Il faut aussi repenser les partenariats internationaux. Accueillir des investissements étrangers reste positif, à condition qu’ils s’accompagnent de transferts de connaissances et de développement de capacités locales. L’objectif n’est pas l’autarcie, mais une interdépendance équilibrée qui préserve les intérêts nationaux.
Le rôle des institutions comme MaRS
Des organisations comme MaRS Discovery District jouent un rôle clé dans la mise en relation des acteurs et la stimulation des collaborations. En organisant ce type d’événements, elles contribuent à faire émerger un consensus sur les actions prioritaires. Leur position au cœur de l’écosystème torontois leur permet d’influencer positivement les orientations futures.
Ces discussions ouvertes et parfois critiques sont nécessaires pour progresser. Reconnaître les faiblesses actuelles constitue la première étape vers leur résolution. Le Canada possède tous les atouts pour devenir un leader dans certains domaines technologiques ; il lui reste à les mobiliser de manière plus stratégique.
Un appel à l’action collectif
L’heure n’est plus aux constats pessimistes mais à une mobilisation générale. Entrepreneurs, chercheurs, investisseurs et décideurs politiques doivent travailler main dans la main pour transformer les défis actuels en opportunités. Le contexte géopolitique et économique rend cette transformation encore plus urgente.

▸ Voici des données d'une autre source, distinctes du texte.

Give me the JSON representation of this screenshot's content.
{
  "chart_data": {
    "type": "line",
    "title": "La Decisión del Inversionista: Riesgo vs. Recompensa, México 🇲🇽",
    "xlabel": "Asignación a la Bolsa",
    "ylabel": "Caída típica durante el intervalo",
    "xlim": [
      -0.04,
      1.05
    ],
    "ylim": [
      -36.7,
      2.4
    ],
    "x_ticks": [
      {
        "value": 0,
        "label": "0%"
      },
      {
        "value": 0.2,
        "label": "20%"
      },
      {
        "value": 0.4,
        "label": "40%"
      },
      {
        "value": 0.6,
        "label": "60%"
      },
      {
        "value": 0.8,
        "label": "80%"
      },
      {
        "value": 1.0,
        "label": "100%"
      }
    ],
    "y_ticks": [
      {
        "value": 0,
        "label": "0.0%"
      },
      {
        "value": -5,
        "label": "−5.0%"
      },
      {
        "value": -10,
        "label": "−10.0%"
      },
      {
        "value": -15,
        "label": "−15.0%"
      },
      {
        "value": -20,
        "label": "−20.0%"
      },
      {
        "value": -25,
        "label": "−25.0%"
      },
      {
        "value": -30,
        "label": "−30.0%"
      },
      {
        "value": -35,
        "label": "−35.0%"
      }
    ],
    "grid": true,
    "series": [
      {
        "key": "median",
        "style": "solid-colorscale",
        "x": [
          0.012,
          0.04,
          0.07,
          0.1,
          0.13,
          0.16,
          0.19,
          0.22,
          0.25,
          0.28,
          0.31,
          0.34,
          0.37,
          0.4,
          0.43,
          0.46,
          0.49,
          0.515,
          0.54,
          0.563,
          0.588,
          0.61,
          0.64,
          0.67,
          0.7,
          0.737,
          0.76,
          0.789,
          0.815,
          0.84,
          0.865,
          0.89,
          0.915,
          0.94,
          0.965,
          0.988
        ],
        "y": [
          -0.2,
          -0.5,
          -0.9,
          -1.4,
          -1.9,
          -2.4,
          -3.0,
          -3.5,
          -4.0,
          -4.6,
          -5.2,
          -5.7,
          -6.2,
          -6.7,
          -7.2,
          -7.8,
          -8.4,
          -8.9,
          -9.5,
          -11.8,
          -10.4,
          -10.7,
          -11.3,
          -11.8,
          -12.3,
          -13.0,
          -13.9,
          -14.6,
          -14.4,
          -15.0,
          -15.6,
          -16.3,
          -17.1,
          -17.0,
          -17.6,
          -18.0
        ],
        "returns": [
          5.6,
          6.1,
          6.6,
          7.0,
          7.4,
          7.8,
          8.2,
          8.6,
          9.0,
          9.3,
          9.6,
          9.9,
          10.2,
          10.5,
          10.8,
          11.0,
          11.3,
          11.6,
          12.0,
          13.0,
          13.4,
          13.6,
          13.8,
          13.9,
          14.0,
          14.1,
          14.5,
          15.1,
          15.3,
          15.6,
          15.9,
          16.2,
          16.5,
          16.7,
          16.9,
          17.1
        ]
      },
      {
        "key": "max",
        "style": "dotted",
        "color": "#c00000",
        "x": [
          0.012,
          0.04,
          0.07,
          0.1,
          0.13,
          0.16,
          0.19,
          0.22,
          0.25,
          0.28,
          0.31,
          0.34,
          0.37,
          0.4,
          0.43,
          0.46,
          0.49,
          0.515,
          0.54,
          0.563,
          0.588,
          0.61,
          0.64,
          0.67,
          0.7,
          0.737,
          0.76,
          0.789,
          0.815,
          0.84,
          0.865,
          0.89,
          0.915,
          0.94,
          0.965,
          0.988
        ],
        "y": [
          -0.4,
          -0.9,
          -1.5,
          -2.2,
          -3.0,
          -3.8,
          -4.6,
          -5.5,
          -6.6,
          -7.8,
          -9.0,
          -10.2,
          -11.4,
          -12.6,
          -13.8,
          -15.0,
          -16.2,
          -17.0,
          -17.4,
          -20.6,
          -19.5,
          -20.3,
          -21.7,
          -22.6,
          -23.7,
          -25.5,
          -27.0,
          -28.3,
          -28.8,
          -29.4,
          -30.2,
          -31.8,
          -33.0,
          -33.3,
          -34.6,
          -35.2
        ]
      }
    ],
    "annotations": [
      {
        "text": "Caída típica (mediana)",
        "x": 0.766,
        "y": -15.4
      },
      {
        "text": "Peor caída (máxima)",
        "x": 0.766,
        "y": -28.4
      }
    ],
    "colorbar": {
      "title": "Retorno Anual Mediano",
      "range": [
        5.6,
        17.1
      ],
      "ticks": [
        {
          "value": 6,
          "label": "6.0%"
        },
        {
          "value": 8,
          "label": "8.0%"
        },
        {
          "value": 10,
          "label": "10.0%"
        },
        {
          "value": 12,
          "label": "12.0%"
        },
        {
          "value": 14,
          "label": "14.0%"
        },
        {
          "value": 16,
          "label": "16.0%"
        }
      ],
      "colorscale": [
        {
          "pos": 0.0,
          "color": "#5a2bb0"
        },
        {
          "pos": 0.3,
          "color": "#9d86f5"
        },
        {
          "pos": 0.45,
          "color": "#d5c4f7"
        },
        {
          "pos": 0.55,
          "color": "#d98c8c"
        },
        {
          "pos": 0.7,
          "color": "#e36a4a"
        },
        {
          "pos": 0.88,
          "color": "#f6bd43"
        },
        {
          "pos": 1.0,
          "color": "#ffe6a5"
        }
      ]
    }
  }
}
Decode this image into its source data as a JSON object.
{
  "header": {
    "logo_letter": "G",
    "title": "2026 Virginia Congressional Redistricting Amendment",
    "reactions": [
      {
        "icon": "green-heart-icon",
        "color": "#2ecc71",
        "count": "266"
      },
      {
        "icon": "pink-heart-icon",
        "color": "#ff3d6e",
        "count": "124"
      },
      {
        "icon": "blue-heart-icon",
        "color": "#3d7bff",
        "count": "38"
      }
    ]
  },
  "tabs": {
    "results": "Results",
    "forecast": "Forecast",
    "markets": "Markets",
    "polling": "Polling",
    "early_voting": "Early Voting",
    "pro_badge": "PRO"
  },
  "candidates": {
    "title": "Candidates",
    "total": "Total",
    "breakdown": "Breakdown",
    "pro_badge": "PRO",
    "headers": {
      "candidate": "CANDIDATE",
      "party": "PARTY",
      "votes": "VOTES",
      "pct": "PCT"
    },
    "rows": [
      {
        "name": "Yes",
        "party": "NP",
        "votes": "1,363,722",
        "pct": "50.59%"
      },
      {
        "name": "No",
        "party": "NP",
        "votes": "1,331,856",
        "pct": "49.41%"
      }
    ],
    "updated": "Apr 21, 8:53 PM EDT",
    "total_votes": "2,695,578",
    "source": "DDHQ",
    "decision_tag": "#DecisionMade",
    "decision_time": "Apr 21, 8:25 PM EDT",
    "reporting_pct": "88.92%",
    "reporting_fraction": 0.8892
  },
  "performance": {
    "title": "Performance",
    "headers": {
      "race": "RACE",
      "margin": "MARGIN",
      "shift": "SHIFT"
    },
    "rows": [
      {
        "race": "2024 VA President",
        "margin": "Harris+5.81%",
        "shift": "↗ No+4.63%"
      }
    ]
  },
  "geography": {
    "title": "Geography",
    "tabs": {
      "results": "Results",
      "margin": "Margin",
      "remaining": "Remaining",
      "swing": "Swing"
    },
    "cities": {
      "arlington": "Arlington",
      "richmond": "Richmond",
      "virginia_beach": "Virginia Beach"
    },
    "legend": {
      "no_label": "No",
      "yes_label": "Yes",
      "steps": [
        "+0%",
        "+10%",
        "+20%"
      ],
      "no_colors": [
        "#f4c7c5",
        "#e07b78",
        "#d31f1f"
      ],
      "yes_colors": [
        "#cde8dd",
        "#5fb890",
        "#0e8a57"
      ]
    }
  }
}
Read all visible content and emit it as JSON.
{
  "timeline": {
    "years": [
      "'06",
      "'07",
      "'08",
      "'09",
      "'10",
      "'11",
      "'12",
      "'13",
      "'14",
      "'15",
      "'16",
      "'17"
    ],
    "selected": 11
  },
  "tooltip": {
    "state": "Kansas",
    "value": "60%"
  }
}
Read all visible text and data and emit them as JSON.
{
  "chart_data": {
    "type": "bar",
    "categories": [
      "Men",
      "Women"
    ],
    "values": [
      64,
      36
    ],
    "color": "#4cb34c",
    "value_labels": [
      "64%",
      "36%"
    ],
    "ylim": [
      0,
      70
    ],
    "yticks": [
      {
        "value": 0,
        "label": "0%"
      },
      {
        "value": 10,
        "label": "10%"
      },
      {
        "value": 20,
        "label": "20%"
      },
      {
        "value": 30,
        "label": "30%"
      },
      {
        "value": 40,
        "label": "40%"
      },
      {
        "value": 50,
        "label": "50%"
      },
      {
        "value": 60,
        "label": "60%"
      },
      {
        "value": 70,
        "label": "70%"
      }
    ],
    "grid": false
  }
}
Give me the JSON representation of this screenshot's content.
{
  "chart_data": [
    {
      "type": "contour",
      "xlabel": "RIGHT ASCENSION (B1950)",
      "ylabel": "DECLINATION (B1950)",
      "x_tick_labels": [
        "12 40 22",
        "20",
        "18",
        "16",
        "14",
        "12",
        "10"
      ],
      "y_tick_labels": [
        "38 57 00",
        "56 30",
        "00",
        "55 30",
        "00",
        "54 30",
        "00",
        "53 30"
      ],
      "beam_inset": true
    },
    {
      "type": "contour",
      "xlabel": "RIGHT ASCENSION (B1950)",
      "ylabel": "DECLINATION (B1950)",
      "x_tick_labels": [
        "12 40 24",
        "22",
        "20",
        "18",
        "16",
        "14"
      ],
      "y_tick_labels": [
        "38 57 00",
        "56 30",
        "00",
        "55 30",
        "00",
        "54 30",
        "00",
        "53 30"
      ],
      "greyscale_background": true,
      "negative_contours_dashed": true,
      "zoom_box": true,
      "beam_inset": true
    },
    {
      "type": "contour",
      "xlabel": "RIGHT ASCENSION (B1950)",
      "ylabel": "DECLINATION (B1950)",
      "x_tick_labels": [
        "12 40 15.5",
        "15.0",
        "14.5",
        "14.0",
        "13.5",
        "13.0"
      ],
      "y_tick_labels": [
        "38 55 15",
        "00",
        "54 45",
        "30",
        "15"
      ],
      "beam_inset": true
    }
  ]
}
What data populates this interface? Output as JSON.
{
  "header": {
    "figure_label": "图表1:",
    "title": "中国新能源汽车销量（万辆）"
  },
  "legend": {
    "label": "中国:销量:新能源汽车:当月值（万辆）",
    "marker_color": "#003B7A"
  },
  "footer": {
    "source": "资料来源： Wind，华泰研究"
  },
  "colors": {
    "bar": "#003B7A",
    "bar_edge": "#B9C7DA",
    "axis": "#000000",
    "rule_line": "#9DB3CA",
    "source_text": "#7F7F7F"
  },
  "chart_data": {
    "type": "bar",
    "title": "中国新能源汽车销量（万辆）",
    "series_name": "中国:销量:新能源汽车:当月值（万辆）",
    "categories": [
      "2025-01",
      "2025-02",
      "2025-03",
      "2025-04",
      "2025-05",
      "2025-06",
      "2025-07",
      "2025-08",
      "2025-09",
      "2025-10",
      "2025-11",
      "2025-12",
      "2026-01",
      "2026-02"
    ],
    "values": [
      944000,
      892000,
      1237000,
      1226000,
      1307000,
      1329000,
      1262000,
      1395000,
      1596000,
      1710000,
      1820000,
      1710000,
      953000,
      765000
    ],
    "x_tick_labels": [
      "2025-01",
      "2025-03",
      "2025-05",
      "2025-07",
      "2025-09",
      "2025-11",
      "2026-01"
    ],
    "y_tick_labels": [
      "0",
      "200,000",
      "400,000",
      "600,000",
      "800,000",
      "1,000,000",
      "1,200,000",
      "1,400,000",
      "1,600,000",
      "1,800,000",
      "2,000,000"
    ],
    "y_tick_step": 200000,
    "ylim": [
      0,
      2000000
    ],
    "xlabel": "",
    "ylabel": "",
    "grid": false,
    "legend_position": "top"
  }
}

Les prochaines années seront déterminantes. Le Canada peut-il passer du statut de nation riche en ressources à celui de puissance technologique innovante ? La réponse dépendra largement des choix qui seront faits dans les mois et années à venir. Les discussions initiées lors de ce panel MaRS constituent un excellent point de départ pour définir une vision ambitieuse et réaliste.
En développant des entreprises comme Blue J, en retenant ses talents les plus brillants et en négociant mieux ses partenariats internationaux, le Canada peut espérer occuper une place plus enviable dans l’économie numérique mondiale. L’innovation n’est pas une option, elle est devenue une nécessité vitale pour préserver la prospérité et l’autonomie du pays.
Les leaders tech qui se sont exprimés ont montré à la fois lucidité sur les difficultés actuelles et optimisme sur les possibilités futures. Leur message est clair : il est temps d’agir avec ambition et cohérence pour que le Canada ne soit plus seulement un terrain d’accueil pour les technologies étrangères, mais un créateur reconnu à l’échelle internationale.
Cette transition exigera des investissements soutenus, des politiques courageuses et une collaboration étroite entre tous les acteurs de l’écosystème. Mais les fondations existent déjà : un excellent système éducatif, des chercheurs de talent et des entrepreneurs déterminés. Il reste à les assembler dans une stratégie nationale cohérente et ambitieuse.
Le débat lancé par ce panel ne fait que commencer. Il faudra suivre attentivement les initiatives qui en découleront, qu’elles viennent du secteur privé, des universités ou des gouvernements. L’avenir technologique du Canada se joue maintenant, et chaque décision compte.